Сергей лежал на спине с закрытыми глазами. Воздух в камере дрожит, типа желе. Густой, хоть ножом режь на дольки. Будто мыло, воздух можно упаковать в бумажку и написать мелкими буквами его состав: неистребимый запашок тюремных стен, душок параши, кислая одежная вонь, пот, перегар, табачный дым и прочие выхлопы. Впору аромат закачивать во флаконы и продавать любителям нюхать воспоминания, наклеивая этикетки – одеколон «У кума», духи «На киче», дезик «Парашен спайз».
Вновь шкандыбать по одной и той же колее Сергей ненавидел. Тоскливо это. Но хрен ли сделаешь, когда за тебя так сильно похлопотали. Надо признать, сработали умело, и теперь хошь-не хошь, а придется чуток понежиться на шконках. Господи, если ты есть, быстрее выправляй расклад, иначе обижусь.
Сергей лежал на спине с закрытыми глазами. На душе было паскудно, словно после приговора. Такому настроению одно лекарство – напиться до чертей. Но настроение надо скрутить в узел, упаковать в посылку и отправить в Уланбатор авиапочтой. Потому что требуется сейчас другое. А требуется нырнуть во вчерашний день, который из-за толстых стен, сейчас казался не вчерашним, а пятилетней давности. Глядишь, чего и сложится.
Отматывать паскудный день начал с вечера.

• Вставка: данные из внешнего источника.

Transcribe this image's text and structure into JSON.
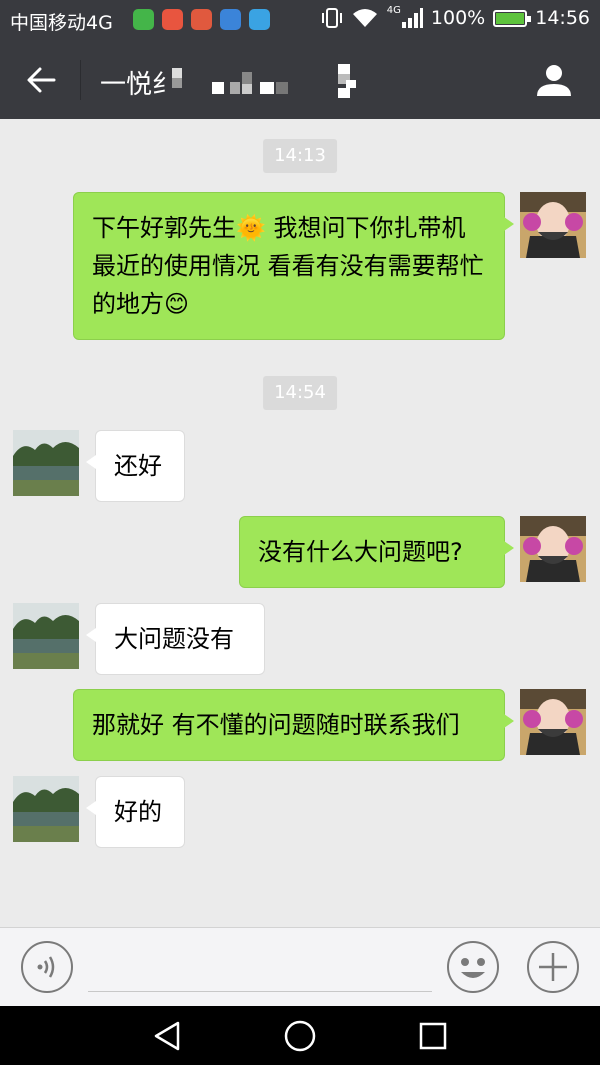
{
  "status_bar": {
    "carrier": "中国移动4G",
    "network_badge": "4G",
    "battery": "100%",
    "battery_level": 1.0,
    "time": "14:56",
    "notification_icons": [
      "wechat-icon",
      "mail-icon",
      "weibo-icon",
      "gallery-icon",
      "message-icon"
    ]
  },
  "header": {
    "title": "一悦纟",
    "back_icon": "arrow-left-icon",
    "profile_icon": "person-icon"
  },
  "messages": [
    {
      "type": "time",
      "text": "14:13"
    },
    {
      "type": "msg",
      "side": "out",
      "text": "下午好郭先生🌞 我想问下你扎带机最近的使用情况 看看有没有需要帮忙的地方😊"
    },
    {
      "type": "time",
      "text": "14:54"
    },
    {
      "type": "msg",
      "side": "in",
      "text": "还好"
    },
    {
      "type": "msg",
      "side": "out",
      "text": "没有什么大问题吧?"
    },
    {
      "type": "msg",
      "side": "in",
      "text": "大问题没有"
    },
    {
      "type": "msg",
      "side": "out",
      "text": "那就好 有不懂的问题随时联系我们"
    },
    {
      "type": "msg",
      "side": "in",
      "text": "好的"
    }
  ],
  "input_bar": {
    "value": "",
    "voice_icon": "voice-icon",
    "emoji_icon": "emoji-icon",
    "more_icon": "plus-icon"
  },
  "nav_bar": {
    "icons": [
      "back-triangle-icon",
      "home-circle-icon",
      "recents-square-icon"
    ]
  },
  "colors": {
    "header_bg": "#393a3f",
    "chat_bg": "#ebebeb",
    "outgoing_bubble": "#9fe658",
    "incoming_bubble": "#ffffff",
    "battery_green": "#5ec33d"
  }
}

Он возвращался с таможни. Где улаживал недоразумения, на настоящее и на будущее. Переговоры прошли в теплой и дружественной. За деловой теркой приговорили флакон. Веселый «Абсолют» гулял-бродил по телу, заглядывал в глаза и вечернюю трассу слегка раскачивало. Что-нибудь изменилось бы, не булькай в башне те стаканы? Может быть...
2
– Со Шрамом надо кончать.
Это прозвучало после того, как Лолита устала петь про «упоительны в России вечера» и простучала каблучками по сцене, обслюнявив клиентов зазывным взглядом из-под километровых ресниц. После того, как халдей подсуетился насчет второго запотевшего «Смирноффа». После того, как перетерли за Рафика-Десанта, который спит и мечтает со своими хачиками на их земле разбирать угнанные тачки в сарае «Авторемонт» и берется отмаксовывать за тишину в бизнесе по десять штук в месяц. Вечно жмутся эти черные. Только у сидящих в ларьках мокрощелок, они могут прослыть щедрыми горными орлами. Короче, порешили стоять на двадцати, или пусть Рафик катится на своих тачках, пока не упрется.
После и прозвучало:
– Со Шрамом надо кончать.
Сказавший это ухватил двумя пальцами (на одном, большом, не хватало фаланги) рюмку за короткую ножку. Задрал голову, открывая взглядам большое пигментное пятно на шее, ухарски вплеснул в себя водку. Его собеседник сверкнул в улыбке белыми плакатными зубами, подцепил на вилку половину зразы и, разглядывая сочащийся жиром закусь, произнес, типа прикалываясь:
– А у Шрама сегодня на ужин макароны.
Пятнистый вежливо заржал. Прожевав мясо, белозубый утер пасть салфеткой, скомкал ее, отбросил комок и возложил ладони на скатерть:
– Да, Шраму выписываться никак нельзя. Вольный воздух вреден для его и нашего здоровья. Ни для того его сажали, чтоб он вышел, – он потянулся к пачке «Парламента» без боязни, что табачный налет испортит белизну зубов. – Ты прояснил? – главная причина, почему Шрам мешает жить этим двум нормальным пацанам, осталась не объявлена вслух.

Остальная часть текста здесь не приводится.